4. A Unified Strategy for Avian Influenza
In response to the growing threat of highly pathogenic avian influenza, a new Strategic Framework for Collaboration has been established. This framework moves countries away from fragmented, ad-hoc responses toward a unified, coordinated strategy that addresses the nexus of public health, food security, and biodiversity protection.
Global Implications and Future Outlook
The implications of the One Health Summit extend far beyond the immediate announcements.
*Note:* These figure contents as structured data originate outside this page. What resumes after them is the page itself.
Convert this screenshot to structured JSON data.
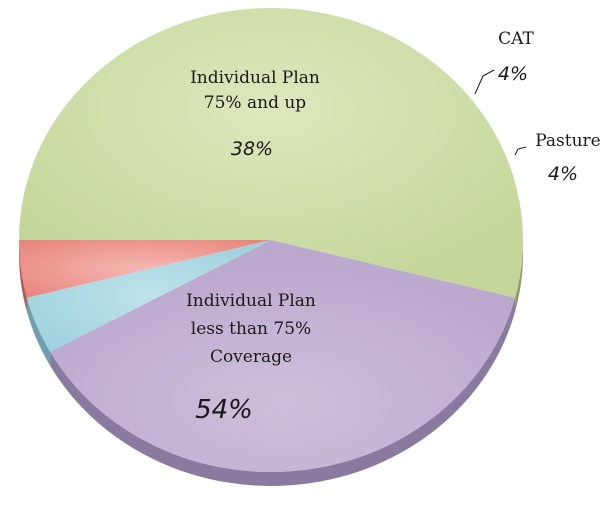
{
  "chart_data": {
    "type": "pie",
    "title": "",
    "slices": [
      {
        "label_lines": [
          "Individual Plan",
          "less than 75%",
          "Coverage"
        ],
        "value": 54,
        "value_label": "54%",
        "color": "#cbdba6",
        "side_color": "#8f9c68"
      },
      {
        "label_lines": [
          "Individual Plan",
          "75% and up"
        ],
        "value": 38,
        "value_label": "38%",
        "color": "#c3b2d3",
        "side_color": "#8a7aa0"
      },
      {
        "label_lines": [
          "CAT"
        ],
        "value": 4,
        "value_label": "4%",
        "color": "#a9d7e3",
        "side_color": "#6f9fae"
      },
      {
        "label_lines": [
          "Pasture"
        ],
        "value": 4,
        "value_label": "4%",
        "color": "#f29e98",
        "side_color": "#b05b56"
      }
    ]
  }
}
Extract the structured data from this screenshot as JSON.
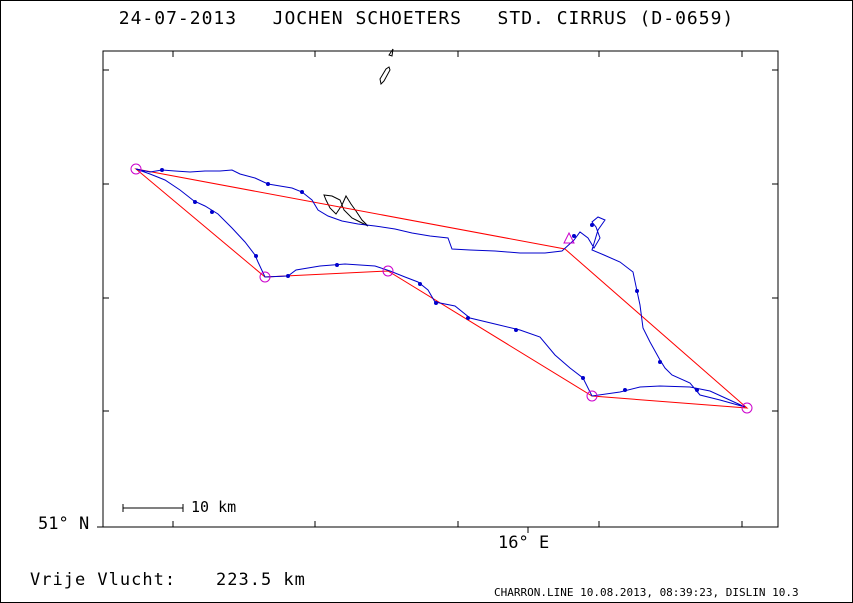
{
  "header": {
    "title": "24-07-2013   JOCHEN SCHOETERS   STD. CIRRUS (D-0659)"
  },
  "map": {
    "lat_label": "51° N",
    "lon_label": "16° E",
    "scale_label": "10 km",
    "colors": {
      "track": "#0000cc",
      "task": "#ff0000",
      "turnpoint": "#cc00cc",
      "frame": "#000000"
    }
  },
  "summary": {
    "distance_label": "Vrije Vlucht:",
    "distance_value": "223.5 km"
  },
  "footer": {
    "text": "CHARRON.LINE 10.08.2013, 08:39:23, DISLIN 10.3"
  }
}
By elevating the One Health approach to the center of the global security agenda, the WHO and its partners are signaling that health is no longer just a Ministry of Health issue—it is a matter of national security, economic stability, and environmental sustainability.
The success of these initiatives will now depend on the willingness of individual nations to integrate these frameworks into their own domestic policies. The inclusion of ministers from countries as diverse as Germany, Indonesia, and South Africa at the Global Forum of Collaborating Centres indicates a broad, cross-regional appetite for this change.
As the world looks toward the future, the lessons of the past decade have become clear: the speed of modern globalization necessitates a speed of response that only integrated, cross-sectoral collaboration can provide. The One Health Summit in France has set the stage, but the true test will be in the coming years, as the international community works to turn these high-level commitments into concrete, life-saving actions on the ground. Through this, the world hopes to not only recover from the crises of the past but to build a more resilient, proactive, and interconnected shield against the health threats of the future.